While tweeting my daily Hub LA tweets I came across an article about the President’s $50 Million Social Innovation Fund. The fund, which has served as the White House’s first policy foray into innovations in the social change space, was a bold and exciting first step for the federal government to recognize the efficacy and potential social benefits of for-profit components of social change organizations.

Pablo Eisenberg, Senior Fellow at the Georgetown Public Policy Institute’s Center for Public & Nonprofit Leadership has characterized the fund as a diversion from a much-needed Presidential effort to effectively empower our nation’s non-profits, and you can read his take here. I absolutely agree that we must rethink how our country values our non-profit social change sector.

But what our country’s brightest and most lettered thinkers must understand is that the country is on the verge of nothing less than a social and economic paradigm shift, the likes of which requires a re-evaluation of the way we fund social innovation at the level of our federal government.

Specifically, our country must re-evaluate the entire notion of doing good. No longer can we (nor do we) relegate social change to the world of non-profits. As The Hub LA, Hubs around the country, and the thousands of successful social entrepreneurs who work at Hubs will attest, for-profit social change is real. It is here, and it is happening.  And it is growing in strength, in substance, and in numbers.

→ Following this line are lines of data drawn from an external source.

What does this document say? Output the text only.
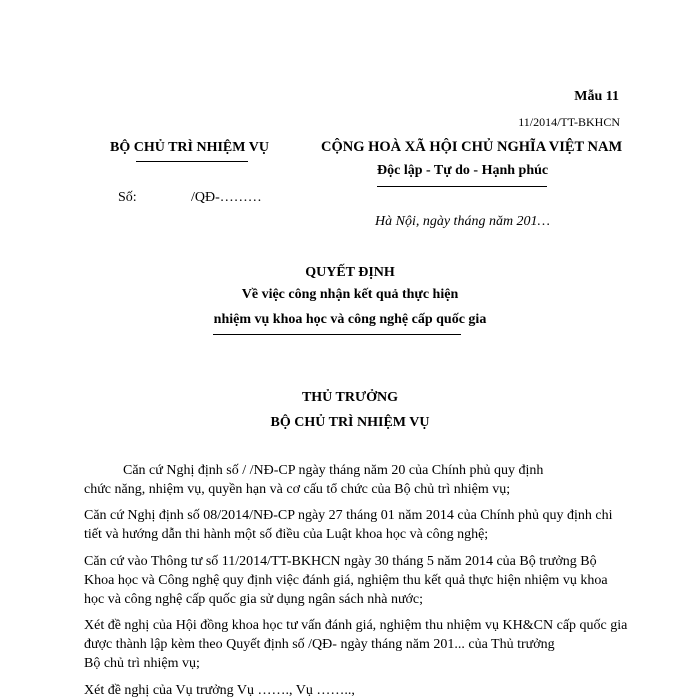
Mẫu 11
11/2014/TT-BKHCN
BỘ CHỦ TRÌ NHIỆM VỤ	CỘNG HOÀ XÃ HỘI CHỦ NGHĨA VIỆT NAM
Độc lập - Tự do - Hạnh phúc
Số:	/QĐ-………
Hà Nội, ngày tháng năm 201…
QUYẾT ĐỊNH
Về việc công nhận kết quả thực hiện
nhiệm vụ khoa học và công nghệ cấp quốc gia
THỦ TRƯỞNG
BỘ CHỦ TRÌ NHIỆM VỤ
Căn cứ Nghị định số / /NĐ-CP ngày tháng năm 20 của Chính phủ quy định
chức năng, nhiệm vụ, quyền hạn và cơ cấu tổ chức của Bộ chủ trì nhiệm vụ;
Căn cứ Nghị định số 08/2014/NĐ-CP ngày 27 tháng 01 năm 2014 của Chính phủ quy định chi
tiết và hướng dẫn thi hành một số điều của Luật khoa học và công nghệ;
Căn cứ vào Thông tư số 11/2014/TT-BKHCN ngày 30 tháng 5 năm 2014 của Bộ trưởng Bộ
Khoa học và Công nghệ quy định việc đánh giá, nghiệm thu kết quả thực hiện nhiệm vụ khoa
học và công nghệ cấp quốc gia sử dụng ngân sách nhà nước;
Xét đề nghị của Hội đồng khoa học tư vấn đánh giá, nghiệm thu nhiệm vụ KH&CN cấp quốc gia
được thành lập kèm theo Quyết định số /QĐ- ngày tháng năm 201... của Thủ trưởng
Bộ chủ trì nhiệm vụ;
Xét đề nghị của Vụ trưởng Vụ ……., Vụ ……..,
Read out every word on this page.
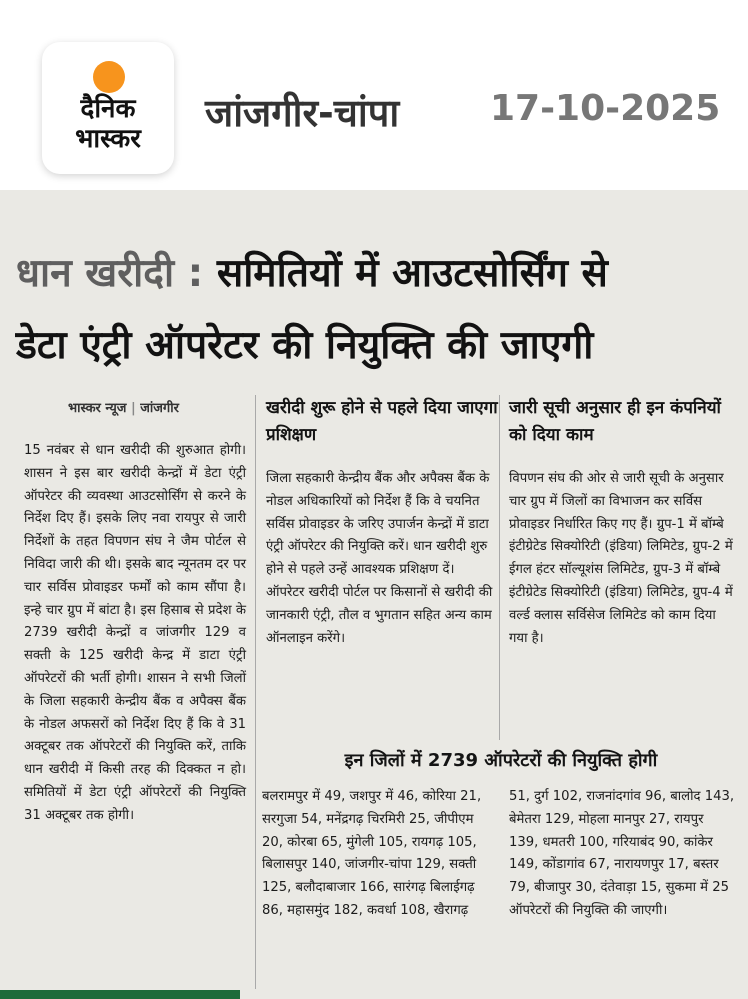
दैनिक
भास्कर
जांजगीर-चांपा	17-10-2025
धान खरीदी : समितियों में आउटसोर्सिंग से
डेटा एंट्री ऑपरेटर की नियुक्ति की जाएगी
भास्कर न्यूज | जांजगीर
15 नवंबर से धान खरीदी की शुरुआत होगी। शासन ने इस बार खरीदी केन्द्रों में डेटा एंट्री ऑपरेटर की व्यवस्था आउटसोर्सिंग से करने के निर्देश दिए हैं। इसके लिए नवा रायपुर से जारी निर्देशों के तहत विपणन संघ ने जैम पोर्टल से निविदा जारी की थी। इसके बाद न्यूनतम दर पर चार सर्विस प्रोवाइडर फर्मों को काम सौंपा है। इन्हे चार ग्रुप में बांटा है। इस हिसाब से प्रदेश के 2739 खरीदी केन्द्रों व जांजगीर 129 व सक्ती के 125 खरीदी केन्द्र में डाटा एंट्री ऑपरेटरों की भर्ती होगी। शासन ने सभी जिलों के जिला सहकारी केन्द्रीय बैंक व अपैक्स बैंक के नोडल अफसरों को निर्देश दिए हैं कि वे 31 अक्टूबर तक ऑपरेटरों की नियुक्ति करें, ताकि धान खरीदी में किसी तरह की दिक्कत न हो। समितियों में डेटा एंट्री ऑपरेटरों की नियुक्ति 31 अक्टूबर तक होगी।
खरीदी शुरू होने से पहले दिया जाएगा प्रशिक्षण
जिला सहकारी केन्द्रीय बैंक और अपैक्स बैंक के नोडल अधिकारियों को निर्देश हैं कि वे चयनित सर्विस प्रोवाइडर के जरिए उपार्जन केन्द्रों में डाटा एंट्री ऑपरेटर की नियुक्ति करें। धान खरीदी शुरु होने से पहले उन्हें आवश्यक प्रशिक्षण दें। ऑपरेटर खरीदी पोर्टल पर किसानों से खरीदी की जानकारी एंट्री, तौल व भुगतान सहित अन्य काम ऑनलाइन करेंगे।
जारी सूची अनुसार ही इन कंपनियों को दिया काम
विपणन संघ की ओर से जारी सूची के अनुसार चार ग्रुप में जिलों का विभाजन कर सर्विस प्रोवाइडर निर्धारित किए गए हैं। ग्रुप-1 में बॉम्बे इंटीग्रेटेड सिक्योरिटी (इंडिया) लिमिटेड, ग्रुप-2 में ईगल हंटर सॉल्यूशंस लिमिटेड, ग्रुप-3 में बॉम्बे इंटीग्रेटेड सिक्योरिटी (इंडिया) लिमिटेड, ग्रुप-4 में वर्ल्ड क्लास सर्विसेज लिमिटेड को काम दिया गया है।
इन जिलों में 2739 ऑपरेटरों की नियुक्ति होगी
बलरामपुर में 49, जशपुर में 46, कोरिया 21, सरगुजा 54, मनेंद्रगढ़ चिरमिरी 25, जीपीएम 20, कोरबा 65, मुंगेली 105, रायगढ़ 105, बिलासपुर 140, जांजगीर-चांपा 129, सक्ती 125, बलौदाबाजार 166, सारंगढ़ बिलाईगढ़ 86, महासमुंद 182, कवर्धा 108, खैरागढ़
51, दुर्ग 102, राजनांदगांव 96, बालोद 143, बेमेतरा 129, मोहला मानपुर 27, रायपुर 139, धमतरी 100, गरियाबंद 90, कांकेर 149, कोंडागांव 67, नारायणपुर 17, बस्तर 79, बीजापुर 30, दंतेवाड़ा 15, सुकमा में 25 ऑपरेटरों की नियुक्ति की जाएगी।
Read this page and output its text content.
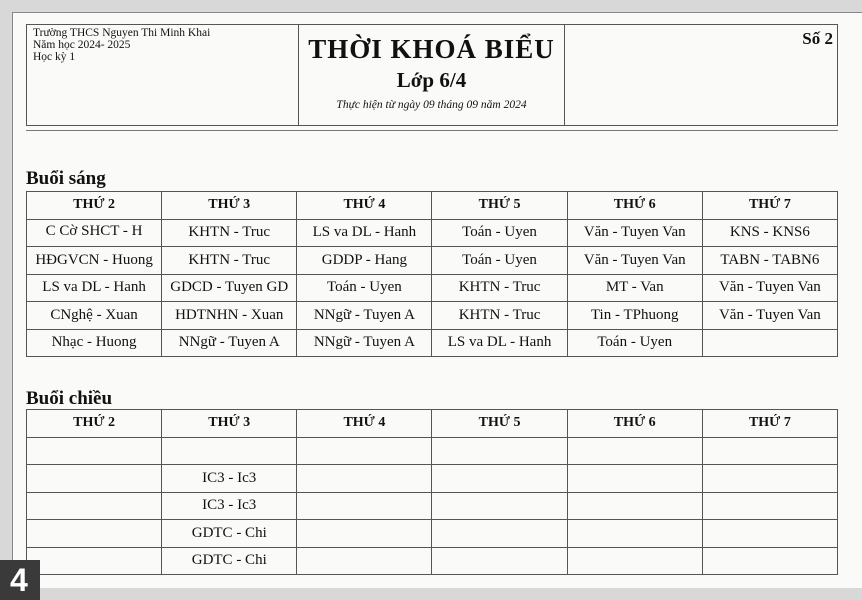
Trường THCS Nguyen Thi Minh Khai
Năm học 2024- 2025
Học kỳ 1	THỜI KHOÁ BIỂU
Lớp 6/4
Thực hiện từ ngày 09 tháng 09 năm 2024
Số 2
Buổi sáng
THỨ 2	THỨ 3	THỨ 4	THỨ 5	THỨ 6	THỨ 7
C Cờ SHCT - H	KHTN - Truc	LS va DL - Hanh	Toán - Uyen	Văn - Tuyen Van	KNS - KNS6
HĐGVCN - Huong	KHTN - Truc	GDDP - Hang	Toán - Uyen	Văn - Tuyen Van	TABN - TABN6
LS va DL - Hanh	GDCD - Tuyen GD	Toán - Uyen	KHTN - Truc	MT - Van	Văn - Tuyen Van
CNghệ - Xuan	HDTNHN - Xuan	NNgữ - Tuyen A	KHTN - Truc	Tin - TPhuong	Văn - Tuyen Van
Nhạc - Huong	NNgữ - Tuyen A	NNgữ - Tuyen A	LS va DL - Hanh	Toán - Uyen	
Buổi chiều
THỨ 2	THỨ 3	THỨ 4	THỨ 5	THỨ 6	THỨ 7

	IC3 - Ic3				
	IC3 - Ic3				
	GDTC - Chi				
	GDTC - Chi				
4
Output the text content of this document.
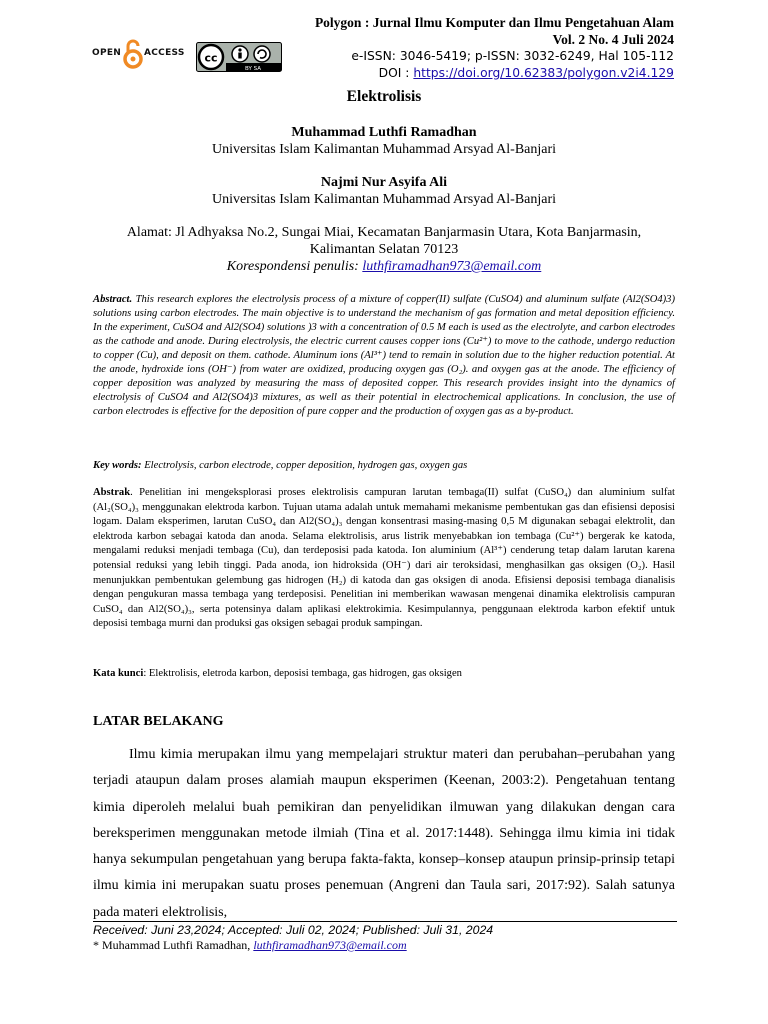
OPEN	ACCESS cc
BY SA
Polygon : Jurnal Ilmu Komputer dan Ilmu Pengetahuan Alam
Vol. 2 No. 4 Juli 2024
e-ISSN: 3046-5419; p-ISSN: 3032-6249, Hal 105-112
DOI : https://doi.org/10.62383/polygon.v2i4.129
Elektrolisis
Muhammad Luthfi Ramadhan
Universitas Islam Kalimantan Muhammad Arsyad Al-Banjari
Najmi Nur Asyifa Ali
Universitas Islam Kalimantan Muhammad Arsyad Al-Banjari
Alamat: Jl Adhyaksa No.2, Sungai Miai, Kecamatan Banjarmasin Utara, Kota Banjarmasin,
Kalimantan Selatan 70123
Korespondensi penulis: luthfiramadhan973@email.com
Abstract. This research explores the electrolysis process of a mixture of copper(II) sulfate (CuSO4) and aluminum sulfate (Al2(SO4)3) solutions using carbon electrodes. The main objective is to understand the mechanism of gas formation and metal deposition efficiency. In the experiment, CuSO4 and Al2(SO4) solutions )3 with a concentration of 0.5 M each is used as the electrolyte, and carbon electrodes as the cathode and anode. During electrolysis, the electric current causes copper ions (Cu²⁺) to move to the cathode, undergo reduction to copper (Cu), and deposit on them. cathode. Aluminum ions (Al³⁺) tend to remain in solution due to the higher reduction potential. At the anode, hydroxide ions (OH⁻) from water are oxidized, producing oxygen gas (O₂). and oxygen gas at the anode. The efficiency of copper deposition was analyzed by measuring the mass of deposited copper. This research provides insight into the dynamics of electrolysis of CuSO4 and Al2(SO4)3 mixtures, as well as their potential in electrochemical applications. In conclusion, the use of carbon electrodes is effective for the deposition of pure copper and the production of oxygen gas as a by-product.
Key words: Electrolysis, carbon electrode, copper deposition, hydrogen gas, oxygen gas
Abstrak. Penelitian ini mengeksplorasi proses elektrolisis campuran larutan tembaga(II) sulfat (CuSO₄) dan aluminium sulfat (Al₂(SO₄)₃ menggunakan elektroda karbon. Tujuan utama adalah untuk memahami mekanisme pembentukan gas dan efisiensi deposisi logam. Dalam eksperimen, larutan CuSO₄ dan Al2(SO₄)₃ dengan konsentrasi masing-masing 0,5 M digunakan sebagai elektrolit, dan elektroda karbon sebagai katoda dan anoda. Selama elektrolisis, arus listrik menyebabkan ion tembaga (Cu²⁺) bergerak ke katoda, mengalami reduksi menjadi tembaga (Cu), dan terdeposisi pada katoda. Ion aluminium (Al³⁺) cenderung tetap dalam larutan karena potensial reduksi yang lebih tinggi. Pada anoda, ion hidroksida (OH⁻) dari air teroksidasi, menghasilkan gas oksigen (O₂). Hasil menunjukkan pembentukan gelembung gas hidrogen (H₂) di katoda dan gas oksigen di anoda. Efisiensi deposisi tembaga dianalisis dengan pengukuran massa tembaga yang terdeposisi. Penelitian ini memberikan wawasan mengenai dinamika elektrolisis campuran CuSO₄ dan Al2(SO₄)₃, serta potensinya dalam aplikasi elektrokimia. Kesimpulannya, penggunaan elektroda karbon efektif untuk deposisi tembaga murni dan produksi gas oksigen sebagai produk sampingan.
Kata kunci: Elektrolisis, eletroda karbon, deposisi tembaga, gas hidrogen, gas oksigen
LATAR BELAKANG

Ilmu kimia merupakan ilmu yang mempelajari struktur materi dan perubahan–perubahan yang terjadi ataupun dalam proses alamiah maupun eksperimen (Keenan, 2003:2). Pengetahuan tentang kimia diperoleh melalui buah pemikiran dan penyelidikan ilmuwan yang dilakukan dengan cara bereksperimen menggunakan metode ilmiah (Tina et al. 2017:1448). Sehingga ilmu kimia ini tidak hanya sekumpulan pengetahuan yang berupa fakta-fakta, konsep–konsep ataupun prinsip-prinsip tetapi ilmu kimia ini merupakan suatu proses penemuan (Angreni dan Taula sari, 2017:92). Salah satunya pada materi elektrolisis,

Received: Juni 23,2024; Accepted: Juli 02, 2024; Published: Juli 31, 2024
* Muhammad Luthfi Ramadhan, luthfiramadhan973@email.com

As we move forward in committing ourselves to building, enabling, and sustaining a for-profit social change movement, we can look to the President’s Social Innovation Fund as a commitment by the White House to take seriously the notion of for-profit social change business models. In speaking with funders of new for-profit and hybrid social ventures (funds like Presumed Abundance who invest in for-profit businesses dedicated to social good), a rising belief within the social entrepreneurship community is that this funding amounts to a Presidential endorsement of a serious examination of for-profit, social good business models. The recent passage of Benefit Corporation legal status in Maryland points to the rising movement for creating business models to reflect the changing landscape for social innovators. As B Corp says on their website, “2 [states] down, 48 to go.”

We are embarking on something new here, a re-conception of the way we share goods and services. It is my firm belief that we are moving away from traditional capitalism’s focus on pure profit, and are steadily heading in the direction of business, and capitalism, as the newest mechanism for creating social change. Some define it as triple bottom line business (people, planet, profit) others call sustainable economics, and still others call it social capitalism.  At The Hub LA, we call it going to work.

My point is, there is a movement afoot. The energy is in the air, yes, but it is an energy grounded in action. The social enterprise movement is growing like never before and is unwaveringly committed to ushering in a robust for-profit social change movement that not only competes with the best for-profit businesses, it seeks to transcend them.

Now this $50 million fund is currently geared primarily to for-profit innovation within the non-profit space.  But the White House is dropping clues that there may be something more afoot.

As was written in this White House blog post about the Social Innovation fund,

We know that government must partner with philanthropists and the private sector to support – not supplant – solutions like LAYC [Latin American Youth Center] and others that are being developed in communities across the nation.

Now I don’t intend to mischaracterize the nature of the fund.  It’s primary benefactors will be innovative non-profits.  But the White House’s willingness, and indeed eagerness to explore innovative models for private organizations to engage in social good, leaves me confident that exploration of for-profit social innovation funding and through Presidential action and Congressional legislation is on the horizon.